Family legend has it that my uncle was terrified of ghostly apparitions and took elaborate precautions to keep the ghouls at bay.

My Uncle Sam Marriner’s best protection against ghostly spirits, he believed, was his name, Uncle Sam. He thought it a strong name, and he didn’t care if he was your uncle or not. He wanted you to call him Uncle Sam because he believed that name would surely keep phantoms, zombies and all manner of poltergeist away. 

To be absolutely safe, he believed that he needed the added protection of a “lucky” middle name, one such as “Prosperous.” Soon he began instructing everyone to call him Uncle Sam Prosperous Marriner.

Sam’s sister-in-law, my Great-Aunt Lizzie, enjoyed telling people that Sam was the biggest, silliest, foolishly afraid full-grown man in town. Yet, she loved to tell her nieces how Sam finally met his very own ghost. They passed the story down to my cousins and me.

However, not one of us believed Sam’s tall tale, mostly because Aunt Lizzie’s version was not at all similar to Sam’s.

Aunt Lizzie told Sam’s version first before she got to hers. She related how he “bumped” into his ghost while walking at midnight down the middle of Silk Stocking Street in their quiet little town of Forest City.

The town had no streetlights then, she said. Additionally in the early 1900s, most little towns had dirt streets; thus, on a rainy day, the driest place to walk was in the middle.

The story goes that on a particularly frightful October night around midnight with no moonlight to guide him, Sam walked home making sure to stay away from the edges of the street.
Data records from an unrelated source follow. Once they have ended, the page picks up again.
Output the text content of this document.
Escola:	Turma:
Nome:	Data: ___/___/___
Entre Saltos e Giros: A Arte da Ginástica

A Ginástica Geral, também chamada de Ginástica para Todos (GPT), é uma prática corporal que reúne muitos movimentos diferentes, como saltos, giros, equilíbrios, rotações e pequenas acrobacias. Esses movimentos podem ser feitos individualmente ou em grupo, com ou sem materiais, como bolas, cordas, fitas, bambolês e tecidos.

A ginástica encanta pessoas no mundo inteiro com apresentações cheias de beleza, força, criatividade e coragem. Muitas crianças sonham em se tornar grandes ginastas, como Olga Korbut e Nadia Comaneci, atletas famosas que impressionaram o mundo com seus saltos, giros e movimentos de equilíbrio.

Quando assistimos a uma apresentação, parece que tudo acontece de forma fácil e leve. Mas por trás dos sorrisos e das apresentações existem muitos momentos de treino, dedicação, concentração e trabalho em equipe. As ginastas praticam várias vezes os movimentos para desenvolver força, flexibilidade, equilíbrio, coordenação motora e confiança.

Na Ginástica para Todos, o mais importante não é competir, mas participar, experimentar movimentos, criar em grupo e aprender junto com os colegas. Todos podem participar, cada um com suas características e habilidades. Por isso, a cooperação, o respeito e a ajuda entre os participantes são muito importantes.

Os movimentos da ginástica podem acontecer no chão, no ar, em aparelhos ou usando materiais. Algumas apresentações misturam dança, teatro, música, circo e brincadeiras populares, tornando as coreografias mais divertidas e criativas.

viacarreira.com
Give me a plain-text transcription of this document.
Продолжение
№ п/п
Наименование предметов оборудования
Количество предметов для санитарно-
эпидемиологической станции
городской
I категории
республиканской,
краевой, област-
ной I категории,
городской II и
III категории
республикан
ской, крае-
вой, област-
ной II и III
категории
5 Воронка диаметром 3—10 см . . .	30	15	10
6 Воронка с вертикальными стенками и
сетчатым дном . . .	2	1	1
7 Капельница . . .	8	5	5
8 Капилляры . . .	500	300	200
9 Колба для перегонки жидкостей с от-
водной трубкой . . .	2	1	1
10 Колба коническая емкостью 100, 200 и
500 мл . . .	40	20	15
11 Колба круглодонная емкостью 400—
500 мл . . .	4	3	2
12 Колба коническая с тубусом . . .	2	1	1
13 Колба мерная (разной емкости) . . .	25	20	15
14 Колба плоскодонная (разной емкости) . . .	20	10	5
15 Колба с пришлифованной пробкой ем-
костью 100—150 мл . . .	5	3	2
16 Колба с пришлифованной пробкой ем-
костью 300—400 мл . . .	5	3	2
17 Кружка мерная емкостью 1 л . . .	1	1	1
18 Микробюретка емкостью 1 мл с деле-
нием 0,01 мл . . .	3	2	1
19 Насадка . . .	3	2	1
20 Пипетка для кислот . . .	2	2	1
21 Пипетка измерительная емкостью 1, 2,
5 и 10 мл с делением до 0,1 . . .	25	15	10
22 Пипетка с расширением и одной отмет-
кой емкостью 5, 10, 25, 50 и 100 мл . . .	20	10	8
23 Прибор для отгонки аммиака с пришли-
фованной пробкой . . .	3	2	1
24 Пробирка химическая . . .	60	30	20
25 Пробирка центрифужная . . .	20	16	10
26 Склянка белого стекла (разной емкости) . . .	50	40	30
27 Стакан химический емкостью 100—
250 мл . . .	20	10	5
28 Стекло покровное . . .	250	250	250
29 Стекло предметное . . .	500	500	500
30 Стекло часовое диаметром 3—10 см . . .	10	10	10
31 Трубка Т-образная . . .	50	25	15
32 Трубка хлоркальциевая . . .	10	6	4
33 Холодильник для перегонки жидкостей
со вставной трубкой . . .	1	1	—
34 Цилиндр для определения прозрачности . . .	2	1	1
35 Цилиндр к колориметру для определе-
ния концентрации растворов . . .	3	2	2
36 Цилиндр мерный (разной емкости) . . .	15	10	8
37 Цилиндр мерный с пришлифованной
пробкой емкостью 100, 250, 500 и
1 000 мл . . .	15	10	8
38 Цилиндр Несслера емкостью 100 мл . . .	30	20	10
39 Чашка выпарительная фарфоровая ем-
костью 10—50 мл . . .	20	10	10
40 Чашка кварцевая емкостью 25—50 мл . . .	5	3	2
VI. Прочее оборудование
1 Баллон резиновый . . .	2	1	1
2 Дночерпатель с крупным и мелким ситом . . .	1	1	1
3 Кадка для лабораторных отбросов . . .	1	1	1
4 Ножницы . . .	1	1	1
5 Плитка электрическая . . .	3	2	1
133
He was not worried about the mud; he worried about zombies that might be lurking behind trees and bushes. Yes indeed, Sam believed the center of the street was the safest place when one was avoiding scary creatures.

As he walked, his senses signaled full alert. 

Uncle Sam Prosperous Marriner heard the muffled sound of footsteps coming from behind him and noticed a putrid smell, much like wet hair and manure. He panicked, wondering what soulless dead body was following him.

In total blackness, he picked up his pace still unable to see anything around him. The smell came closer and with it a heavy breath on his neck. Sam broke into a run but the relentless footsteps, the choking smell and hot exhales of the ghost kept pace for awhile.

Without warning, it brushed past him and then was gone. Sam kept running as he saw the safety of his front porch and home, not too far away now at the end of the street.

Sam’s imagination raged as it often did with visions of chains rattling, an evil scream, a werewolf’s howl, a spooky wind, a raven’s chirp, and a knife scraping. He knew he was doomed but still put his head down to keep the rain out of his eyes so he could push harder and faster through the thick mud.

Sam never saw the evil flesh-and-bone tearing creature when it got him.

Epilogue: Sam did indeed recover from his injuries: bruises, a broken nose, and abrasions to the head as well as a wrenched spine.

Uncle Sam (not-so) Prosperous Marriner did not leave his house for a full week, not because he was injured, but because he was convinced that the specter could still be lurking nearby.

Aunt Lizzie’s version: the ghost was actually the family workhorse that escaped its pen and plodded behind Sam for awhile before passing him and eventually coming to a full stop in the middle of the dark street. Sam, running hard and fast, never saw the horse when he crashed face first into its rump.

See why Aunt Lizzy loved to tell this story.